My salient personalities are surfacing once again. Every time I hear a song, I wonder how I'd dance to it. Every time I walk into a strip club to visit my friends, acquaintances and crushes, I so deeply wish to be the girl on stage. Every time I catch a glimpse of vinyl and lace, I dream in Domme.
I needed my secret outlet back. Nobody here knows my name, save a few who already know my deepest, darkest secrets. They know my intentional, pervasive shadow and don't mind the secrets I make them keep. And if they do? Fuck 'em.
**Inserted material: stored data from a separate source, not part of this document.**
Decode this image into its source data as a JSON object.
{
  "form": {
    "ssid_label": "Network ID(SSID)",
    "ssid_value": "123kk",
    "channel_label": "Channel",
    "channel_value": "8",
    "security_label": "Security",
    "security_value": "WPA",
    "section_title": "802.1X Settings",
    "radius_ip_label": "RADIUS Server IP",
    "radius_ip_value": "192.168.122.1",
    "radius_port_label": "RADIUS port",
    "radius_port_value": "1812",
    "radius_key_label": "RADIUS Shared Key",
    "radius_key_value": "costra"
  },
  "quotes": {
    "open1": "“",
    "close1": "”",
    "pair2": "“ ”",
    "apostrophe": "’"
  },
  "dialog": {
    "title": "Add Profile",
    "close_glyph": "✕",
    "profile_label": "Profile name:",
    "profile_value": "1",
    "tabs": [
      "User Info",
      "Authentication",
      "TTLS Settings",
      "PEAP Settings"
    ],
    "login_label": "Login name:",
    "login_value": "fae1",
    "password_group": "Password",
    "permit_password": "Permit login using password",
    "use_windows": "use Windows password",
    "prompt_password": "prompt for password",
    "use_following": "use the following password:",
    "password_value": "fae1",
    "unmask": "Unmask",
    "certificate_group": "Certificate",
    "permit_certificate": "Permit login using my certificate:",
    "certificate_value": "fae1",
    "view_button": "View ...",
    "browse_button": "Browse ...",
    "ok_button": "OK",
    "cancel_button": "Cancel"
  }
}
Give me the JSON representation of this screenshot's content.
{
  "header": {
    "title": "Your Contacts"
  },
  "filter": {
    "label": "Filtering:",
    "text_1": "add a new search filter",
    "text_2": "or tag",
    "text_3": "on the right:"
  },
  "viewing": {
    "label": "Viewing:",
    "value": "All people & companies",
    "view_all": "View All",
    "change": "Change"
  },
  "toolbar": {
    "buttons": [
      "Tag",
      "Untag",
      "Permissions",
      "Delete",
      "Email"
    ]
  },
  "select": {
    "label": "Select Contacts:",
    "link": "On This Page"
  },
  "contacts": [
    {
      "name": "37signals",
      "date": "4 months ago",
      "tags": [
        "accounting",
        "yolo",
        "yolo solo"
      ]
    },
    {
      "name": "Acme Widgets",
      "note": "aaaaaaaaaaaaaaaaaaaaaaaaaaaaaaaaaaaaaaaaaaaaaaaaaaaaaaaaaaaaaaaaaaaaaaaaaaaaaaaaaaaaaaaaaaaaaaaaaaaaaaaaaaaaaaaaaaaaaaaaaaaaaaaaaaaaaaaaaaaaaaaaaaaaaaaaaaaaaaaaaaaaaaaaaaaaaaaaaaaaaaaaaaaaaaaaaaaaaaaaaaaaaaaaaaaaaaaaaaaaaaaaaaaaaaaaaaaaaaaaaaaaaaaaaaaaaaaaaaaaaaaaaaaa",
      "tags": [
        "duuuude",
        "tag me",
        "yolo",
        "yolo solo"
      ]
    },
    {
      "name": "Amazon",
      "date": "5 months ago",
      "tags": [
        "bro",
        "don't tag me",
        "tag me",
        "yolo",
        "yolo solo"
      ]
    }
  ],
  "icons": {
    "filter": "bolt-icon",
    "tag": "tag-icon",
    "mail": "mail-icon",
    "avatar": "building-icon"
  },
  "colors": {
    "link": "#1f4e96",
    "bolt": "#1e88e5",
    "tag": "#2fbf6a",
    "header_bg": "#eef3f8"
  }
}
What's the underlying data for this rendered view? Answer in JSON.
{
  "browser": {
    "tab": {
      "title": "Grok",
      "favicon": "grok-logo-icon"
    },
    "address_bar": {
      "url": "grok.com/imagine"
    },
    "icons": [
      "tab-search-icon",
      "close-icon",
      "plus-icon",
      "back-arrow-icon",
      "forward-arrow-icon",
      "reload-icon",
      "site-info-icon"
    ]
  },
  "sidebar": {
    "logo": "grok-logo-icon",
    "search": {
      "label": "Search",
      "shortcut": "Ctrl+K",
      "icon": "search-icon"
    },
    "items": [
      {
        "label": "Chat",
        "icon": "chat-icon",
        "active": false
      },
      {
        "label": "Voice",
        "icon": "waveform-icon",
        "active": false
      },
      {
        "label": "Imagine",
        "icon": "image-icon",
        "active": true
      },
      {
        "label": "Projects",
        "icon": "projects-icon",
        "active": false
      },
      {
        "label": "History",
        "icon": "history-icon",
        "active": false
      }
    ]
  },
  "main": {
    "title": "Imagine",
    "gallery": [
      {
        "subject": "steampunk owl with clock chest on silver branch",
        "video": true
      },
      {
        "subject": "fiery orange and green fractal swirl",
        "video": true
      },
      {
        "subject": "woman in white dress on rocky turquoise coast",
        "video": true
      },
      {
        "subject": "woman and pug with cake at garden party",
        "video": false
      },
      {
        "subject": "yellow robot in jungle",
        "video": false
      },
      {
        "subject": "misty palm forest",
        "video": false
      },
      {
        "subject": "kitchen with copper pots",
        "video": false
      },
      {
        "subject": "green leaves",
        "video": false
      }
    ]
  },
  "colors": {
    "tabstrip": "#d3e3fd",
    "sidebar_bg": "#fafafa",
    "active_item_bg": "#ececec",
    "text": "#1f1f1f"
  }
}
My real life is as straight as a razor blade. No room for these nasty, inconvenient habits of mine in the realm of conventional, "respectable," day jobs. Yes, that is intentionally plural. Two jobs, full time student, and no room for creativity. No wonder I am scratching at the backs of my eyeballs to get away from my life. 70 hours a week of bigoted, close-minded church cliques. 70 hours a week of judgmental assholes. 70 hours a week of holier than thou. I can't bite my tongue anymore or I'll choke on my own blood.
I suppose I'll fight this battle my entire life, or at least until I find a place where my alter egos don't have to fight for the air to breathe. In the meantime, SG is a perfect outlet for that which is deemed inappropriate by my mainstream life.